Nearly two-thirds of surveyed entrepreneurs in the U.A.E. report that a lack of adequate banking services is their biggest challenge when setting up a business, according to a new study—with many saying that opening a bank account takes at least three months, sometimes longer.
The study was conducted by the Dubai Chamber of Commerce and Industry (Dubai Chamber) along with the U.A.E. Ministry of Economy and the global consultancy firm Roland Berger, among others. The study surveyed local startups and SMEs, although it is unclear how many companies took part.
After access to banking services, 61% of companies reported that securing finance was their biggest obstacle, a trend no doubt influenced by a tough lending environment for SMEs in the region. Next, a lack of affordable office space was third at 53%. Companies also reported complex procedures, transparency and insufficient guidance from bankers as being significant obstacles.
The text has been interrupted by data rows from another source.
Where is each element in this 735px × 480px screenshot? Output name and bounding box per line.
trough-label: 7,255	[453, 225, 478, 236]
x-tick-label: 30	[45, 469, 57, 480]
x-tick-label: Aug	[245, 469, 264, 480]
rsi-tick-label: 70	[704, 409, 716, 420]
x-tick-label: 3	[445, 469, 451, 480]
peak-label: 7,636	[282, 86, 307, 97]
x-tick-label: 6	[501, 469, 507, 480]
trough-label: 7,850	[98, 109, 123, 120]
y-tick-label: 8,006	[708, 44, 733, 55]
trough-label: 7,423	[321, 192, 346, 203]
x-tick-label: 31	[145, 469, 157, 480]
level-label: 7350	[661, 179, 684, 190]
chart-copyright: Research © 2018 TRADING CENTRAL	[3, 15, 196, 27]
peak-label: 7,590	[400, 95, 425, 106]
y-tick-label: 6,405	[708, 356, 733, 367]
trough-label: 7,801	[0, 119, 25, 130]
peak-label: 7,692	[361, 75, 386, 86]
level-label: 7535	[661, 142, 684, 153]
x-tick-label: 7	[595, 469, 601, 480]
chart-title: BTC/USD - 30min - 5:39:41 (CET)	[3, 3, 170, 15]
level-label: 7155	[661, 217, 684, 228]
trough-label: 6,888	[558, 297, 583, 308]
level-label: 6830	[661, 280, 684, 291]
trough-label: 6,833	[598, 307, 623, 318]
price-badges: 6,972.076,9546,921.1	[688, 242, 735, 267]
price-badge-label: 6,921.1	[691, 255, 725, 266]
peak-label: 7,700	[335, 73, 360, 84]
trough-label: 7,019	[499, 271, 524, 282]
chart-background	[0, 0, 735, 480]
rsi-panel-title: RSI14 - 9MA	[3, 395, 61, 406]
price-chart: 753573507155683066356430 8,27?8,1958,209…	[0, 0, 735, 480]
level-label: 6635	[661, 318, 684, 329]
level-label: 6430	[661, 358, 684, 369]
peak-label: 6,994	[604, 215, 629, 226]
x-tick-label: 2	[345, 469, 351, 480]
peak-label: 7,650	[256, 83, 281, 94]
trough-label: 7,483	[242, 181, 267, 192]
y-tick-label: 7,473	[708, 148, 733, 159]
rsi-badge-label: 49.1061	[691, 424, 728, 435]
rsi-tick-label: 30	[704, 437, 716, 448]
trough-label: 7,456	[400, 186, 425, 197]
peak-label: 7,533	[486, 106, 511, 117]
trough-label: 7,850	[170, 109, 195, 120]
According to the Dubai Chamber, banking and finance issues faced by new entrepreneurs stem in part from “pressure on banks to comply with increasingly stringent regulatory standards to combat illegal activities and second, their sense that emerging companies are not as commercially attractive as other customer segments.” It also lumped a portion of the blame on entrepreneurs themselves, reporting that banking sector players encounter a lack of “awareness from the start-ups [sic] on the basic requirements as a major cause for delays.”
As one potential way to improve access to banking services, the study recommended that banks offer basic accounts designed for new companies, such as accounts that set a limit on transaction amounts or allow for local transfers only.